We will explore skimage’s capabilities and some basic image processing techniques through example. We will start with examining a graticule (stage micrometer), then put together an multi-color image, and finally analyze fluorescence and phase contrast images of growing bacteria.

## Calibrating an objective using a graticule¶

You should have downloaded the file 2014-03-24_graticule.tif. We will use this as our graticule sample image. Note that I have given it a descriptive name. A trick I find useful is to have the first 10 characters in the file name be the date. (I often include the time as well.) That way, images you are analyzing appear in chronological order when viewed on your computer. Following the date is a descriptive title for the image. I kept the name short for the purposes of this tutorial, but for my own files, I would name the file

2014-03-24-1456_graticule_10micron_increments_10x_wheels.tif



which specifies that I took this image at 2:56 PM on March 24, 2014 using the 10$\times$ objective on the microscope Wheels, and that the gradations on the graticule are ten microns apart. This is important to know going forward: we are calibrating a 10$\times$ objective using a graticule with 10 µm increments.

We load the image using the skimage.io.imread(). The image is stored as a NumPy array. Each entry in the array is a pixel value. This is an important point: a digital image is data. It is a set of numbers with spatial positions.

In [2]:
# Load images as NumPy array

# Show that grat_im is a NumPy array
print('grat_im is a', type(grat_im))

# Show that the data type is unsigned int
print('Data type is', grat_im.dtype)

# Let's look at grat_im (only works in the IPython console)
grat_im

grat_im is a <class 'numpy.ndarray'>
Data type is uint8

Out[2]:
array([[198, 201, 201, ..., 196, 195, 198],
[200, 198, 200, ..., 197, 197, 197],
[200, 198, 195, ..., 195, 196, 198],
...,
[199, 194, 197, ..., 193, 192, 193],
[197, 198, 195, ..., 193, 194, 193],
[199, 197, 197, ..., 193, 194, 194]], dtype=uint8)

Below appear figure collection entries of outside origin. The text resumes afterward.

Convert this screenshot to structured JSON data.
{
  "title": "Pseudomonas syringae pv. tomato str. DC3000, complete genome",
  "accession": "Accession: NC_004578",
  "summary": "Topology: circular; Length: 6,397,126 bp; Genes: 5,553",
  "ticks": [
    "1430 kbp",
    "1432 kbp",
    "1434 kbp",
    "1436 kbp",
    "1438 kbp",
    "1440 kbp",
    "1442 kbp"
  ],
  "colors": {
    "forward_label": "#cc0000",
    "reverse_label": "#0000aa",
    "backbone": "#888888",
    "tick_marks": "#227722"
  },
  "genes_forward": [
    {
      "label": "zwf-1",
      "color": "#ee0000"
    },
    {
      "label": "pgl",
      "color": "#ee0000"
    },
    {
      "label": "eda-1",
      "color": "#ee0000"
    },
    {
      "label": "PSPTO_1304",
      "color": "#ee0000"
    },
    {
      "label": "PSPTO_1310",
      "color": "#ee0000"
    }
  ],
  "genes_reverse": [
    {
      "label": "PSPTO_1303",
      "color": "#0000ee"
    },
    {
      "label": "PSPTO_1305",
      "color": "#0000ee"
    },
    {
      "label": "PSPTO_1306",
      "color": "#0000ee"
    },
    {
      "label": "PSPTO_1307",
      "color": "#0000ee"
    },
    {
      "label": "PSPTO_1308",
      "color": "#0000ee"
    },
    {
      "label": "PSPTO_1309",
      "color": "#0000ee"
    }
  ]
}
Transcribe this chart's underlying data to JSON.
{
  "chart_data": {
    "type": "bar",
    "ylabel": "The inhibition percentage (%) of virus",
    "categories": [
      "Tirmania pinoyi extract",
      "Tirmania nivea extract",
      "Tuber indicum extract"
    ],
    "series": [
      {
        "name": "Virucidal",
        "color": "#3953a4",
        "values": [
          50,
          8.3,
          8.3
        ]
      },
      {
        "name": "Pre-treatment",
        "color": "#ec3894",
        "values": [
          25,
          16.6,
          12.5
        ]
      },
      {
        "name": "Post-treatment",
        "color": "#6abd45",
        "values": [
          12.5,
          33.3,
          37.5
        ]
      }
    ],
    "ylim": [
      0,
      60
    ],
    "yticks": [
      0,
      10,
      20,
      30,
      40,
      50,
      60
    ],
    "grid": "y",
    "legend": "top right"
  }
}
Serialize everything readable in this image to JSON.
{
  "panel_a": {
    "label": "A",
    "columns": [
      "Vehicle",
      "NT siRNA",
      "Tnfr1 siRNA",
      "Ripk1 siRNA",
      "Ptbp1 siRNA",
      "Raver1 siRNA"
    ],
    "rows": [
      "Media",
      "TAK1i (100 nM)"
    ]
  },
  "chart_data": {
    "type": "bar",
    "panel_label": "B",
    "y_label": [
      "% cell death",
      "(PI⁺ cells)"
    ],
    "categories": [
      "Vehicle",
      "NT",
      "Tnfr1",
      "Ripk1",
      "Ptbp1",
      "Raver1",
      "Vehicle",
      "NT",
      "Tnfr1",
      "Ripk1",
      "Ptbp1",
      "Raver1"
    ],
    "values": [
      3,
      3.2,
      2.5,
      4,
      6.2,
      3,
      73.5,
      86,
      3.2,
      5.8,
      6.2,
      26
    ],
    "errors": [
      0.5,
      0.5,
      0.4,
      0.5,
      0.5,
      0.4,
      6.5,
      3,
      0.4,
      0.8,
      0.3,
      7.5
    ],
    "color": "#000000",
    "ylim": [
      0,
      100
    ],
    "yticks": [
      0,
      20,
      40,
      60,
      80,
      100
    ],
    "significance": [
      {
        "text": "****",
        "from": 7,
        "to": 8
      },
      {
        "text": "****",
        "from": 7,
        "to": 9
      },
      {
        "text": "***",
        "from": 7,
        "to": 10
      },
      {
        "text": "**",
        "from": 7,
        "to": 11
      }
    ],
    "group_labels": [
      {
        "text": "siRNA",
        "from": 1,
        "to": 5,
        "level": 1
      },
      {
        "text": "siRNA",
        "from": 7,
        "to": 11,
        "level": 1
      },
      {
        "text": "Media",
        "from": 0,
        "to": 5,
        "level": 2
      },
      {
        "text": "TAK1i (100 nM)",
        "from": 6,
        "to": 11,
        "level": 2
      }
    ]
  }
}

An image is nothing more than a 2D array, or a matrix. Any operation we can do to a matrix, we can do to an image. That includes slicing, assignment, any mathematical operations; anything. Note also that the data type of grat_im is uint8, or unsigned 8 bit integer. This is the assumed bit depth of the image. Bit depth is the number of bits used to indicate the intensity of a single pixel in an image. For an 8-bit image, the pixel values for from $0$ to $2^8 − 1$, or from $0$ to $255$. (In general, low pixel values are dark and high pixel values are light.) skimage evaluates the pixel values in the image and then chooses which of its allowed data types are commensurate with the pixel values. skimage allows 8, 16, or 32 bit images, in addition to float images (with pixel values between 0 and 1). We will see the consequences of this later. For now, it suffices to know that our graticule image is 8 bit.

We have looked at the image as a set of numbers. As is often the case, it is useful to "plot" data. A common way to "plot" an image is to display it as we're used to seeing images. Bokeh allows us to do this with convenient zooming and scrolling. However, the interface is a bit low-level, so I wrote a higher level interface in the bi1x module.